I was at the local 10-minute oil change place over the weekend, and while I had the engine running and the hood opened, the oil change guy asked about a noise in my engine. As far as I can recall, the engine`s always sounded that way (ie. a bit of clicking every 2-3 seconds). When I asked him what he thought, he told me it could be a sticky valve. Anyone know what that could be, how to identify it for sure, and how to fix it?
If is a sticking lifter, add some motor flush or Magic Mystery Marvel to the crankcase, following the instructions. Drive it at highway speeds for an hour or two, but don`t lug it or overload it.
Then drain the oil and replace with new.
See if this helps.
If not, there could be a couple of other possibilities: - Your lifter may just be bad, and can be replaced - You may have low oil pressure due to bad oil pump, or clogged passages, or worn crankshaft bearings. -The valve adjustment nut may have wandered off a bit and needs to be readjusted - The post or pin that the rocker sits on may be only press fitted, and can have backed its way out of the hole.
Could be other possibilities.
hook up a vacuum gauge hook up a compression gauge either/both will spot a sticky valve or bad hydraulic lifter don`t start adding a bunch of magic snake oil to the engine until you are sure what the problem is. what type of vehicle/engine do you have?

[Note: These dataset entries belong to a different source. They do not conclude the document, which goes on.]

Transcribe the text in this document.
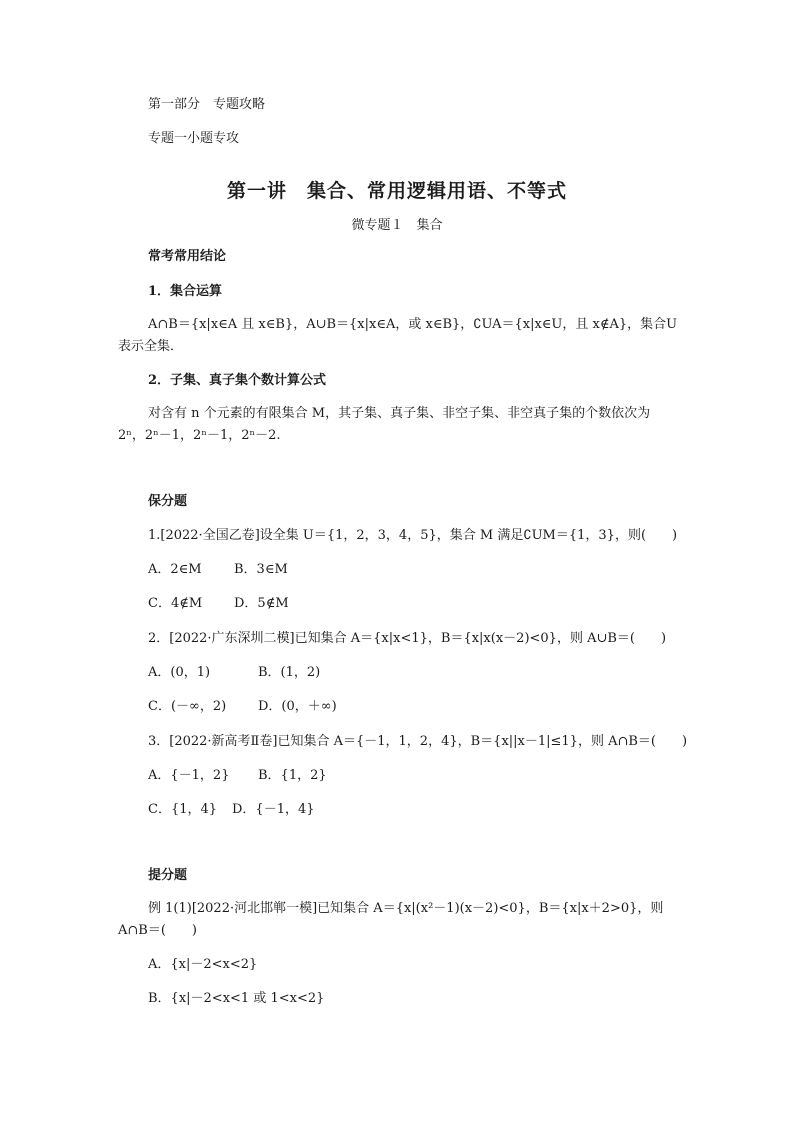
第一部分　专题攻略
专题一小题专攻
第一讲　集合、常用逻辑用语、不等式
微专题１　集合
常考常用结论
1．集合运算
A∩B＝{x|x∈A 且 x∈B}，A∪B＝{x|x∈A，或 x∈B}，∁UA＝{x|x∈U，且 x∉A}，集合U 表示全集．
2．子集、真子集个数计算公式
对含有 n 个元素的有限集合 M，其子集、真子集、非空子集、非空真子集的个数依次为 2ⁿ，2ⁿ－1，2ⁿ－1，2ⁿ－2.
保分题
1.[2022·全国乙卷]设全集 U＝{1，2，3，4，5}，集合 M 满足∁UM＝{1，3}，则(　　)
A．2∈M B．3∈M
C．4∉M D．5∉M
2．[2022·广东深圳二模]已知集合 A＝{x|x<1}，B＝{x|x(x－2)<0}，则 A∪B＝(　　)
A．(0，1)	B．(1，2)
C．(－∞，2) D．(0，＋∞)
3．[2022·新高考Ⅱ卷]已知集合 A＝{－1，1，2，4}，B＝{x||x－1|≤1}，则 A∩B＝(　　)
A．{－1，2} B．{1，2}
C．{1，4} D．{－1，4}
提分题
例 1(1)[2022·河北邯郸一模]已知集合 A＝{x|(x²－1)(x－2)<0}，B＝{x|x＋2>0}，则 A∩B＝(　　)
A．{x|－2<x<2}
B．{x|－2<x<1 或 1<x<2}
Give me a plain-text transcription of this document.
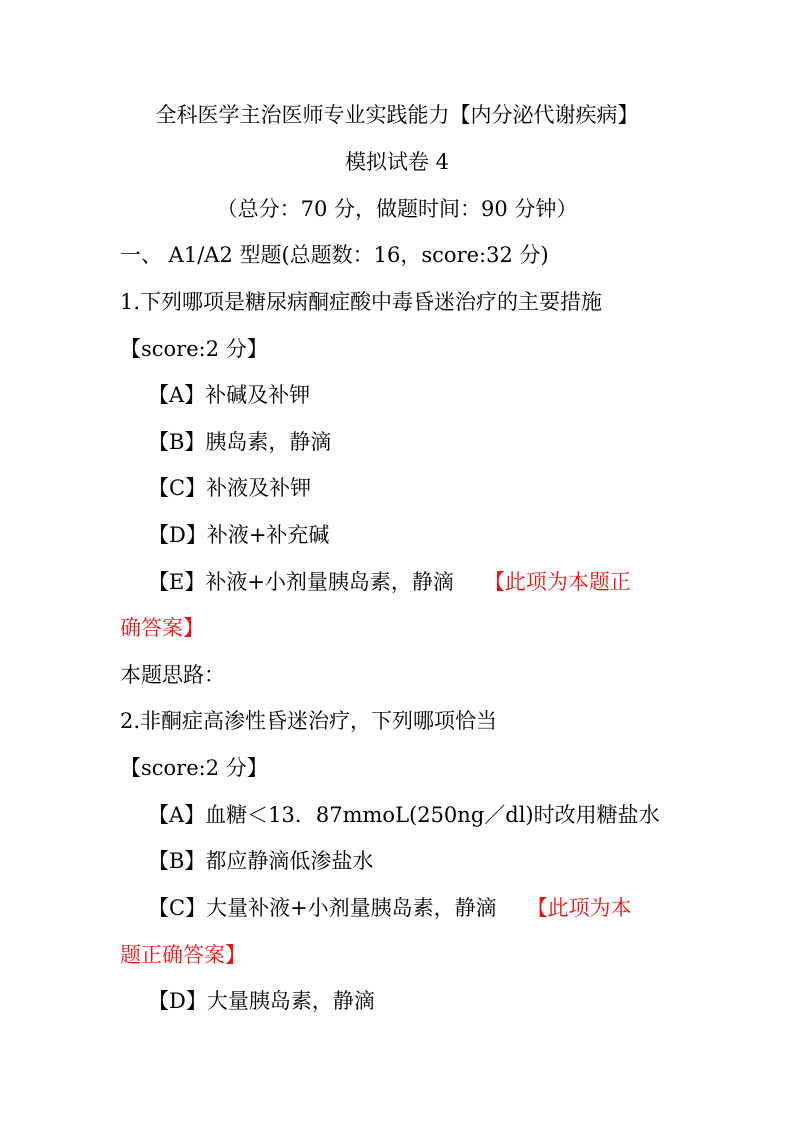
全科医学主治医师专业实践能力【内分泌代谢疾病】
模拟试卷 4
（总分：70 分，做题时间：90 分钟）
一、 A1/A2 型题(总题数：16，score:32 分)
1.下列哪项是糖尿病酮症酸中毒昏迷治疗的主要措施
【score:2 分】
【A】补碱及补钾
【B】胰岛素，静滴
【C】补液及补钾
【D】补液+补充碱
【E】补液+小剂量胰岛素，静滴 【此项为本题正
确答案】
本题思路：
2.非酮症高渗性昏迷治疗，下列哪项恰当
【score:2 分】
【A】血糖＜13．87mmoL(250ng／dl)时改用糖盐水
【B】都应静滴低渗盐水
【C】大量补液+小剂量胰岛素，静滴 【此项为本
题正确答案】
【D】大量胰岛素，静滴
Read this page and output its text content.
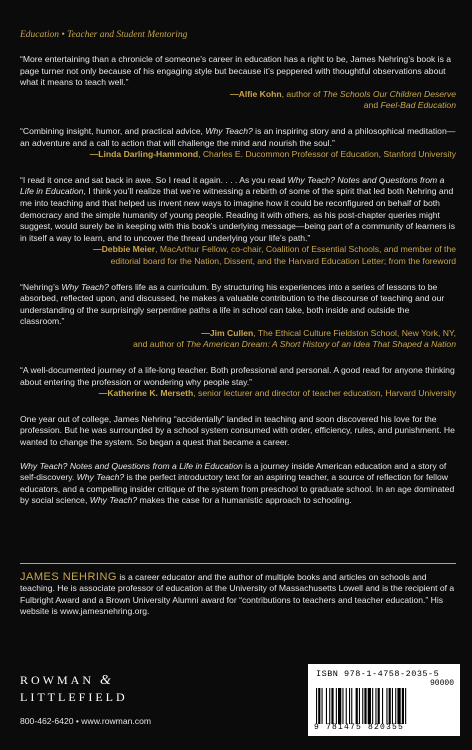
Education • Teacher and Student Mentoring
“More entertaining than a chronicle of someone’s career in education has a right to be, James Nehring’s book is a page turner not only because of his engaging style but because it’s peppered with thoughtful observations about what it means to teach well.”
—Alfie Kohn, author of The Schools Our Children Deserve
and Feel-Bad Education
“Combining insight, humor, and practical advice, Why Teach? is an inspiring story and a philosophical meditation—an adventure and a call to action that will challenge the mind and nourish the soul.”
—Linda Darling-Hammond, Charles E. Ducommon Professor of Education, Stanford University
“I read it once and sat back in awe. So I read it again. . . . As you read Why Teach? Notes and Questions from a Life in Education, I think you’ll realize that we’re witnessing a rebirth of some of the spirit that led both Nehring and me into teaching and that helped us invent new ways to imagine how it could be reconfigured on behalf of both democracy and the simple humanity of young people. Reading it with others, as his post-chapter queries might suggest, would surely be in keeping with this book’s underlying message—being part of a community of learners is in itself a way to learn, and to uncover the thread underlying your life’s path.”
—Debbie Meier, MacArthur Fellow, co-chair, Coalition of Essential Schools, and member of the
editorial board for the Nation, Dissent, and the Harvard Education Letter; from the foreword
“Nehring’s Why Teach? offers life as a curriculum. By structuring his experiences into a series of lessons to be absorbed, reflected upon, and discussed, he makes a valuable contribution to the discourse of teaching and our understanding of the surprisingly serpentine paths a life in school can take, both inside and outside the classroom.”
—Jim Cullen, The Ethical Culture Fieldston School, New York, NY,
and author of The American Dream: A Short History of an Idea That Shaped a Nation
“A well-documented journey of a life-long teacher. Both professional and personal. A good read for anyone thinking about entering the profession or wondering why people stay.”
—Katherine K. Merseth, senior lecturer and director of teacher education, Harvard University
One year out of college, James Nehring “accidentally” landed in teaching and soon discovered his love for the profession. But he was surrounded by a school system consumed with order, efficiency, rules, and punishment. He wanted to change the system. So began a quest that became a career.
Why Teach? Notes and Questions from a Life in Education is a journey inside American education and a story of self-discovery. Why Teach? is the perfect introductory text for an aspiring teacher, a source of reflection for fellow educators, and a compelling insider critique of the system from preschool to graduate school. In an age dominated by social science, Why Teach? makes the case for a humanistic approach to schooling.
JAMES NEHRING is a career educator and the author of multiple books and articles on schools and teaching. He is associate professor of education at the University of Massachusetts Lowell and is the recipient of a Fulbright Award and a Brown University Alumni award for “contributions to teachers and teacher education.” His website is www.jamesnehring.org.
ROWMAN &
LITTLEFIELD
800-462-6420 • www.rowman.com
ISBN 978-1-4758-2035-5
90000
9 781475 820355
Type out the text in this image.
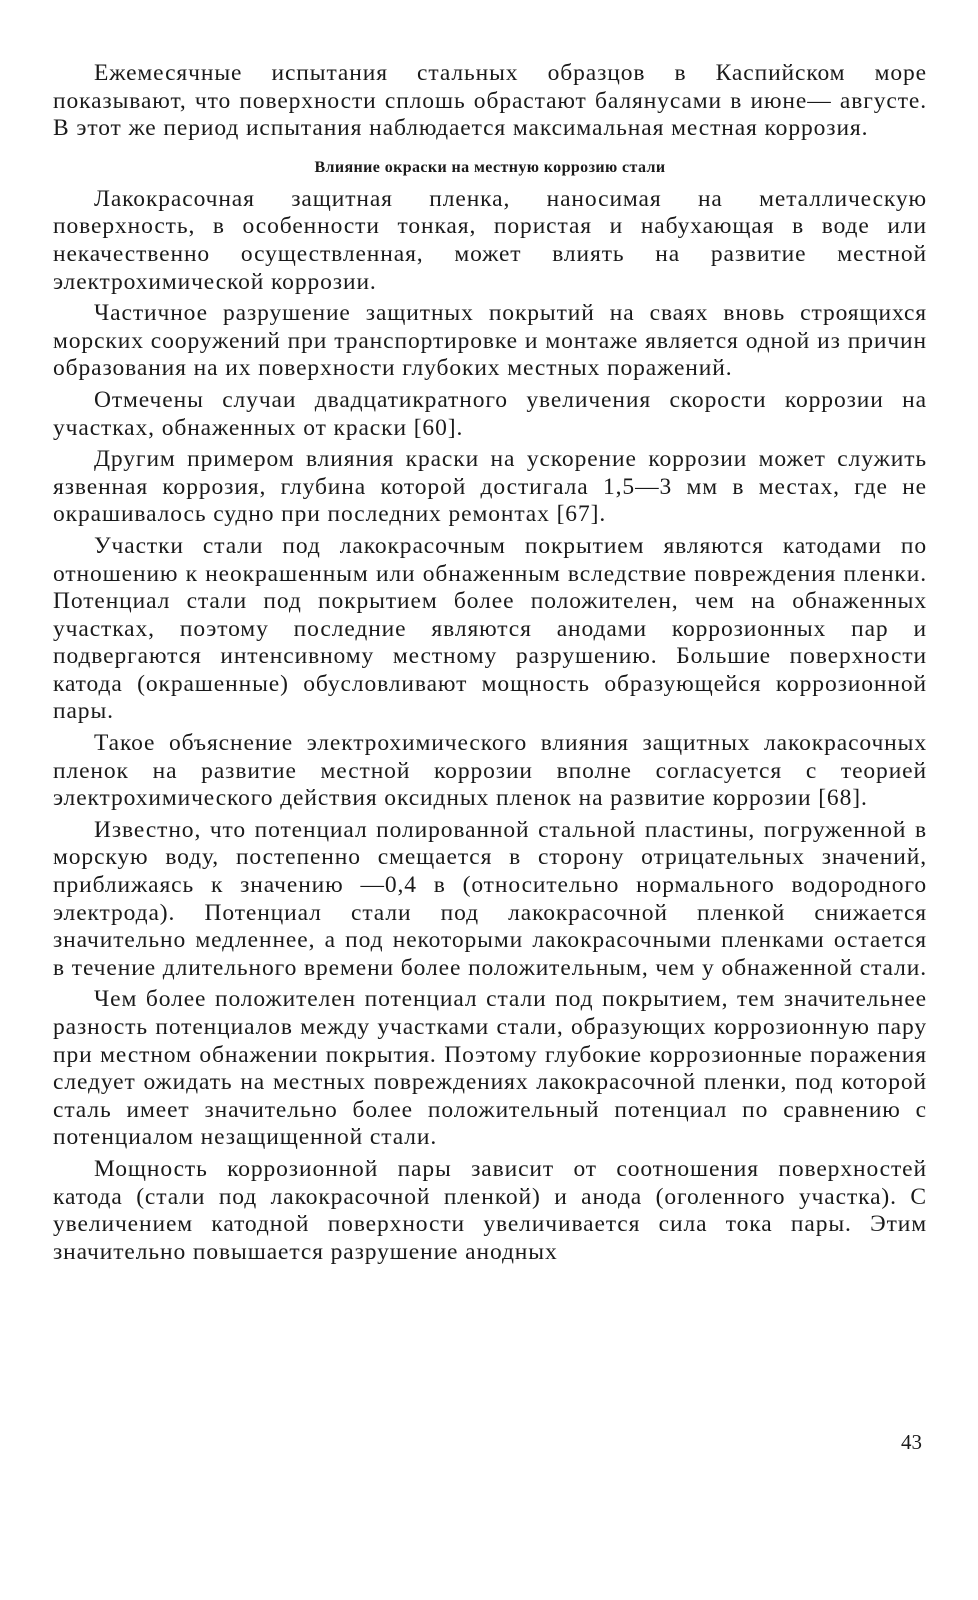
Ежемесячные испытания стальных образцов в Каспийском море показывают, что поверхности сплошь обрастают балянусами в июне— августе. В этот же период испытания наблюдается максимальная местная коррозия.

Влияние окраски на местную коррозию стали

Лакокрасочная защитная пленка, наносимая на металлическую поверхность, в особенности тонкая, пористая и набухающая в воде или некачественно осуществленная, может влиять на развитие местной электрохимической коррозии.

Частичное разрушение защитных покрытий на сваях вновь строящихся морских сооружений при транспортировке и монтаже является одной из причин образования на их поверхности глубоких местных поражений.

Отмечены случаи двадцатикратного увеличения скорости коррозии на участках, обнаженных от краски [60].

Другим примером влияния краски на ускорение коррозии может служить язвенная коррозия, глубина которой достигала 1,5—3 мм в местах, где не окрашивалось судно при последних ремонтах [67].

Участки стали под лакокрасочным покрытием являются катодами по отношению к неокрашенным или обнаженным вследствие повреждения пленки. Потенциал стали под покрытием более положителен, чем на обнаженных участках, поэтому последние являются анодами коррозионных пар и подвергаются интенсивному местному разрушению. Большие поверхности катода (окрашенные) обусловливают мощность образующейся коррозионной пары.

Такое объяснение электрохимического влияния защитных лакокрасочных пленок на развитие местной коррозии вполне согласуется с теорией электрохимического действия оксидных пленок на развитие коррозии [68].

Известно, что потенциал полированной стальной пластины, погруженной в морскую воду, постепенно смещается в сторону отрицательных значений, приближаясь к значению —0,4 в (относительно нормального водородного электрода). Потенциал стали под лакокрасочной пленкой снижается значительно медленнее, а под некоторыми лакокрасочными пленками остается в течение длительного времени более положительным, чем у обнаженной стали.

Чем более положителен потенциал стали под покрытием, тем значительнее разность потенциалов между участками стали, образующих коррозионную пару при местном обнажении покрытия. Поэтому глубокие коррозионные поражения следует ожидать на местных повреждениях лакокрасочной пленки, под которой сталь имеет значительно более положительный потенциал по сравнению с потенциалом незащищенной стали.

Мощность коррозионной пары зависит от соотношения поверхностей катода (стали под лакокрасочной пленкой) и анода (оголенного участка). С увеличением катодной поверхности увеличивается сила тока пары. Этим значительно повышается разрушение анодных

43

It`s a `93 Mazda Protege, 1.8L SOHC.
Since yours is an overhead cam motor, there are no `lifters` per se.
Some ohc engines have manually adjustable valves (if there is a valve clearance spec printed on the underhood emissions sticker, this is the case). If yours have not been adjusted for awhile, this could be the issue. When the valves are adjusted, other things under the valve cover, like the valve springs and the condition of the camshaft can be inspected.
Some ohc engines have hydraulic lash adjusters which can get noisy just like hydraulic lifters. Typically noisy HLAs make a very heavy clattering noise when the engine first starts up.